The great advantage of this site is that primary sources have been assembled and categorized by a trained medievalist and active teacher, so that they are appropriate for a wide range of introductory history courses. Indeed, the site contains a list of instructors and courses making use of the Internet Medieval Sourcebook (current, alas, only as of 1998). The same page offers testimonials by various instructors on their use of the site. Some noted that the Internet Medieval Sourcebook can profitably replace the traditional print sourcebooks often assigned; others described how they incorporated the site into student paper assignments.

One understandable drawback to this site is its reliance on older translations for copyright reasons. However, Halsall has secured permission to reproduce some recent scholarly translations as well.

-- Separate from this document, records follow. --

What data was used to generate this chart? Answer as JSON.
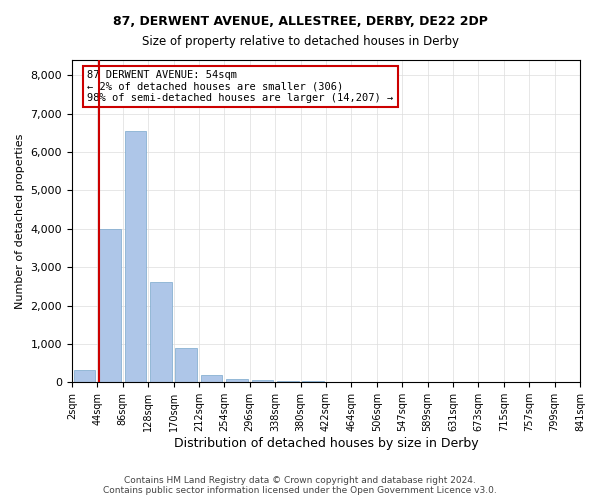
{
  "title1": "87, DERWENT AVENUE, ALLESTREE, DERBY, DE22 2DP",
  "title2": "Size of property relative to detached houses in Derby",
  "xlabel": "Distribution of detached houses by size in Derby",
  "ylabel": "Number of detached properties",
  "footnote": "Contains HM Land Registry data © Crown copyright and database right 2024.\nContains public sector information licensed under the Open Government Licence v3.0.",
  "bin_labels": [
    "2sqm",
    "44sqm",
    "86sqm",
    "128sqm",
    "170sqm",
    "212sqm",
    "254sqm",
    "296sqm",
    "338sqm",
    "380sqm",
    "422sqm",
    "464sqm",
    "506sqm",
    "547sqm",
    "589sqm",
    "631sqm",
    "673sqm",
    "715sqm",
    "757sqm",
    "799sqm",
    "841sqm"
  ],
  "bar_values": [
    306,
    4000,
    6550,
    2600,
    900,
    180,
    80,
    45,
    30,
    20,
    15,
    10,
    8,
    5,
    4,
    3,
    2,
    2,
    1,
    1
  ],
  "bar_color": "#aec6e8",
  "bar_edgecolor": "#7aA8cc",
  "property_line_x": 0,
  "property_size": "54sqm",
  "annotation_text": "87 DERWENT AVENUE: 54sqm\n← 2% of detached houses are smaller (306)\n98% of semi-detached houses are larger (14,207) →",
  "annotation_box_color": "#cc0000",
  "ylim": [
    0,
    8400
  ],
  "yticks": [
    0,
    1000,
    2000,
    3000,
    4000,
    5000,
    6000,
    7000,
    8000
  ],
  "background_color": "#ffffff",
  "grid_color": "#dddddd"
}
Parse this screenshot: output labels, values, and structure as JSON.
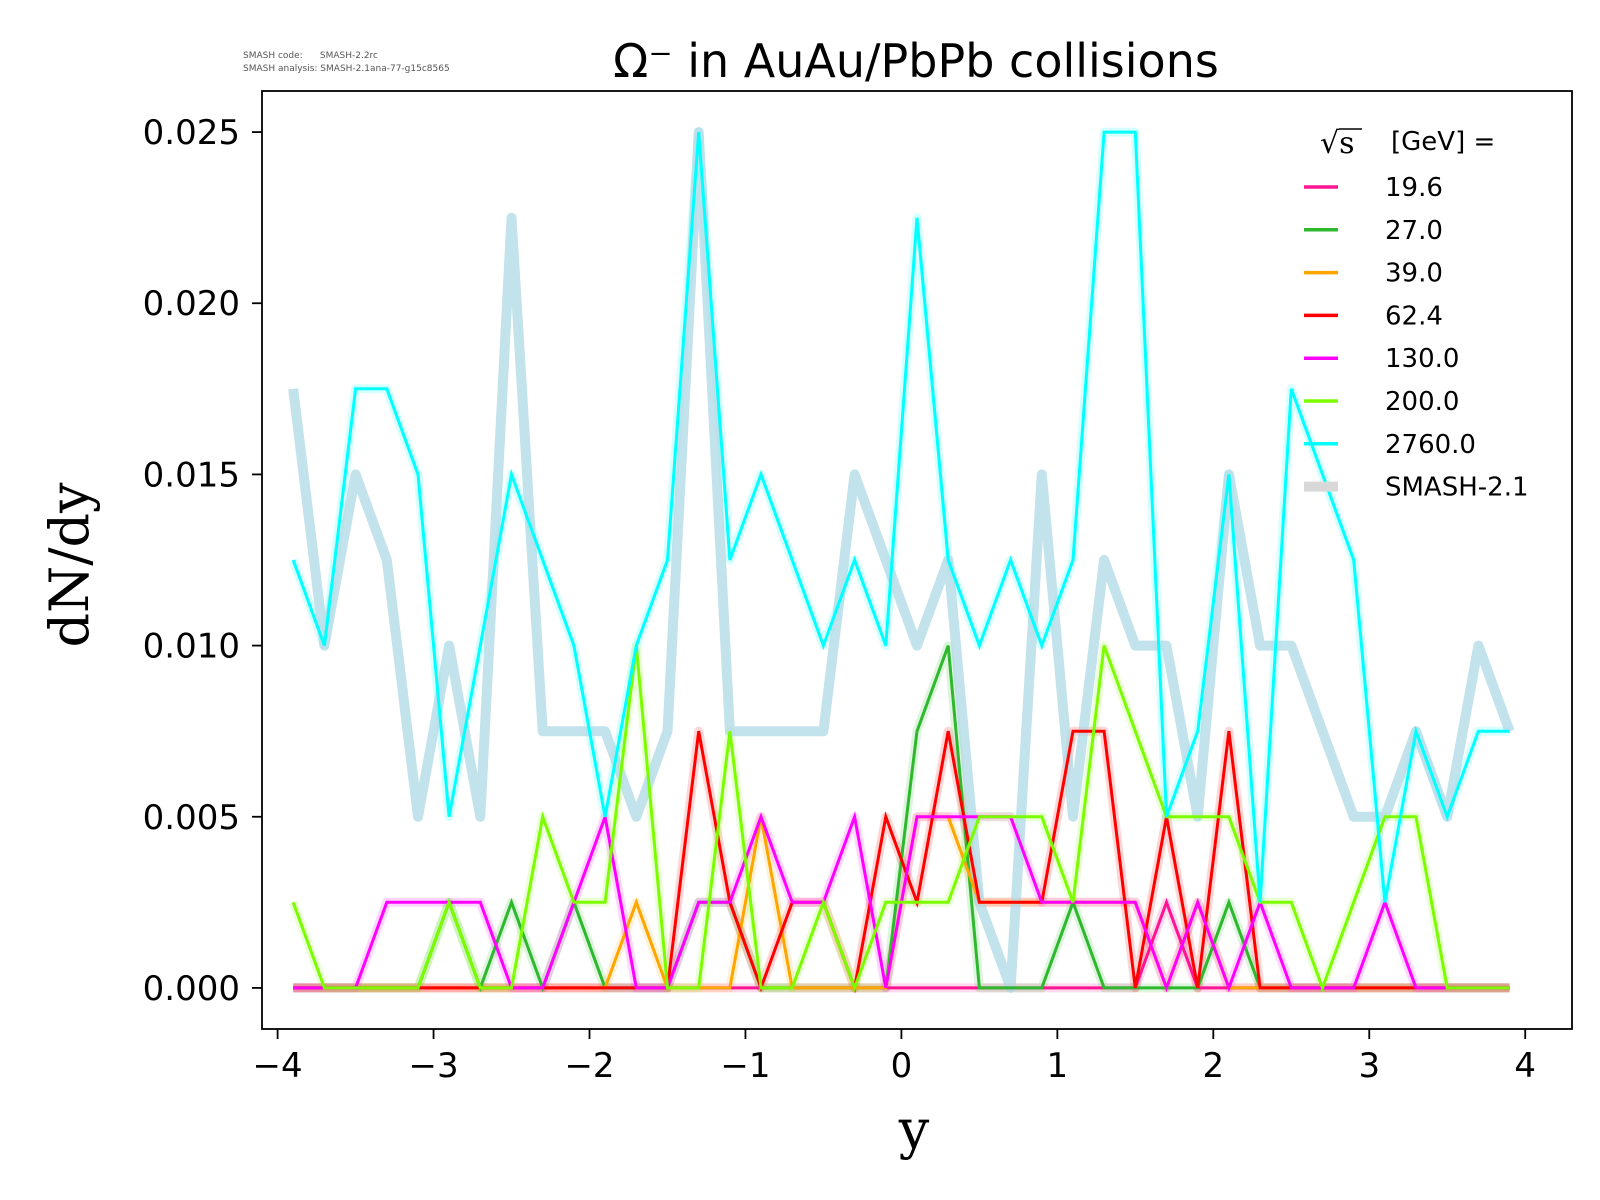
{
  "meta_text": {
    "line1": "SMASH code:      SMASH-2.2rc",
    "line2": "SMASH analysis: SMASH-2.1ana-77-g15c8565"
  },
  "chart_data": {
    "type": "line",
    "title": "Ω⁻ in AuAu/PbPb collisions",
    "xlabel": "y",
    "ylabel": "dN/dy",
    "xlim": [
      -4.1,
      4.3
    ],
    "ylim": [
      -0.0012,
      0.0262
    ],
    "xticks": [
      -4,
      -3,
      -2,
      -1,
      0,
      1,
      2,
      3,
      4
    ],
    "xtick_labels": [
      "−4",
      "−3",
      "−2",
      "−1",
      "0",
      "1",
      "2",
      "3",
      "4"
    ],
    "yticks": [
      0,
      0.005,
      0.01,
      0.015,
      0.02,
      0.025
    ],
    "ytick_labels": [
      "0.000",
      "0.005",
      "0.010",
      "0.015",
      "0.020",
      "0.025"
    ],
    "grid": false,
    "legend": {
      "placement": "top-right",
      "title_symbol": "√s",
      "title_text": "[GeV] ="
    },
    "x": [
      -3.9,
      -3.7,
      -3.5,
      -3.3,
      -3.1,
      -2.9,
      -2.7,
      -2.5,
      -2.3,
      -2.1,
      -1.9,
      -1.7,
      -1.5,
      -1.3,
      -1.1,
      -0.9,
      -0.7,
      -0.5,
      -0.3,
      -0.1,
      0.1,
      0.3,
      0.5,
      0.7,
      0.9,
      1.1,
      1.3,
      1.5,
      1.7,
      1.9,
      2.1,
      2.3,
      2.5,
      2.7,
      2.9,
      3.1,
      3.3,
      3.5,
      3.7,
      3.9
    ],
    "series": [
      {
        "name": "19.6",
        "color": "#ff1493",
        "values": [
          0,
          0,
          0,
          0,
          0,
          0,
          0,
          0,
          0,
          0,
          0,
          0,
          0,
          0,
          0,
          0,
          0,
          0,
          0,
          0,
          0,
          0,
          0,
          0,
          0,
          0,
          0,
          0,
          0.0025,
          0,
          0,
          0,
          0,
          0,
          0,
          0,
          0,
          0,
          0,
          0
        ]
      },
      {
        "name": "27.0",
        "color": "#2db82d",
        "values": [
          0,
          0,
          0,
          0,
          0,
          0.0025,
          0,
          0.0025,
          0,
          0.0025,
          0,
          0,
          0,
          0.0025,
          0.0025,
          0,
          0,
          0,
          0,
          0,
          0.0075,
          0.01,
          0,
          0,
          0,
          0.0025,
          0,
          0,
          0,
          0,
          0.0025,
          0,
          0,
          0,
          0,
          0,
          0,
          0,
          0,
          0
        ]
      },
      {
        "name": "39.0",
        "color": "#ffa500",
        "values": [
          0,
          0,
          0,
          0,
          0,
          0,
          0,
          0,
          0,
          0,
          0,
          0.0025,
          0,
          0,
          0,
          0.005,
          0,
          0,
          0,
          0,
          0.005,
          0.005,
          0.0025,
          0.0025,
          0.0025,
          0.0025,
          0.0025,
          0.0025,
          0,
          0.0025,
          0,
          0,
          0,
          0,
          0,
          0,
          0,
          0,
          0,
          0
        ]
      },
      {
        "name": "62.4",
        "color": "#ff0000",
        "values": [
          0,
          0,
          0,
          0,
          0,
          0,
          0,
          0,
          0,
          0,
          0,
          0,
          0,
          0.0075,
          0.0025,
          0,
          0.0025,
          0.0025,
          0,
          0.005,
          0.0025,
          0.0075,
          0.0025,
          0.0025,
          0.0025,
          0.0075,
          0.0075,
          0,
          0.005,
          0,
          0.0075,
          0,
          0,
          0,
          0,
          0,
          0,
          0,
          0,
          0
        ]
      },
      {
        "name": "130.0",
        "color": "#ff00ff",
        "values": [
          0,
          0,
          0,
          0.0025,
          0.0025,
          0.0025,
          0.0025,
          0,
          0,
          0.0025,
          0.005,
          0,
          0,
          0.0025,
          0.0025,
          0.005,
          0.0025,
          0.0025,
          0.005,
          0,
          0.005,
          0.005,
          0.005,
          0.005,
          0.0025,
          0.0025,
          0.0025,
          0.0025,
          0,
          0.0025,
          0,
          0.0025,
          0,
          0,
          0,
          0.0025,
          0,
          0,
          0,
          0
        ]
      },
      {
        "name": "200.0",
        "color": "#7cfc00",
        "values": [
          0.0025,
          0,
          0,
          0,
          0,
          0.0025,
          0,
          0,
          0.005,
          0.0025,
          0.0025,
          0.01,
          0,
          0,
          0.0075,
          0,
          0,
          0.0025,
          0,
          0.0025,
          0.0025,
          0.0025,
          0.005,
          0.005,
          0.005,
          0.0025,
          0.01,
          0.0075,
          0.005,
          0.005,
          0.005,
          0.0025,
          0.0025,
          0,
          0.0025,
          0.005,
          0.005,
          0,
          0,
          0
        ]
      },
      {
        "name": "2760.0",
        "color": "#00ffff",
        "values": [
          0.0125,
          0.01,
          0.0175,
          0.0175,
          0.015,
          0.005,
          0.01,
          0.015,
          0.0125,
          0.01,
          0.005,
          0.01,
          0.0125,
          0.025,
          0.0125,
          0.015,
          0.0125,
          0.01,
          0.0125,
          0.01,
          0.0225,
          0.0125,
          0.01,
          0.0125,
          0.01,
          0.0125,
          0.025,
          0.025,
          0.005,
          0.0075,
          0.015,
          0.0025,
          0.0175,
          0.015,
          0.0125,
          0.0025,
          0.0075,
          0.005,
          0.0075,
          0.0075
        ]
      },
      {
        "name": "SMASH-2.1",
        "color": "#add8e6",
        "values": [
          0.0175,
          0.01,
          0.015,
          0.0125,
          0.005,
          0.01,
          0.005,
          0.0225,
          0.0075,
          0.0075,
          0.0075,
          0.005,
          0.0075,
          0.025,
          0.0075,
          0.0075,
          0.0075,
          0.0075,
          0.015,
          0.0125,
          0.01,
          0.0125,
          0.0025,
          0,
          0.015,
          0.005,
          0.0125,
          0.01,
          0.01,
          0.005,
          0.015,
          0.01,
          0.01,
          0.0075,
          0.005,
          0.005,
          0.0075,
          0.005,
          0.01,
          0.0075
        ]
      }
    ]
  }
}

This site’s greatest failing is the large number of broken links due to the lack of site updating since 2001. Happily, virtually all on-site links (the majority of sources provided) still seem to work smoothly. The Sourcebook’s greatest strength—its creation by a competent, hard-working scholar—is also its weakness, since URL failures are inevitable in a site like this (i.e., human-constructed and not dynamically generated). Teachers using the site should carefully check links to other websites before assigning them to students.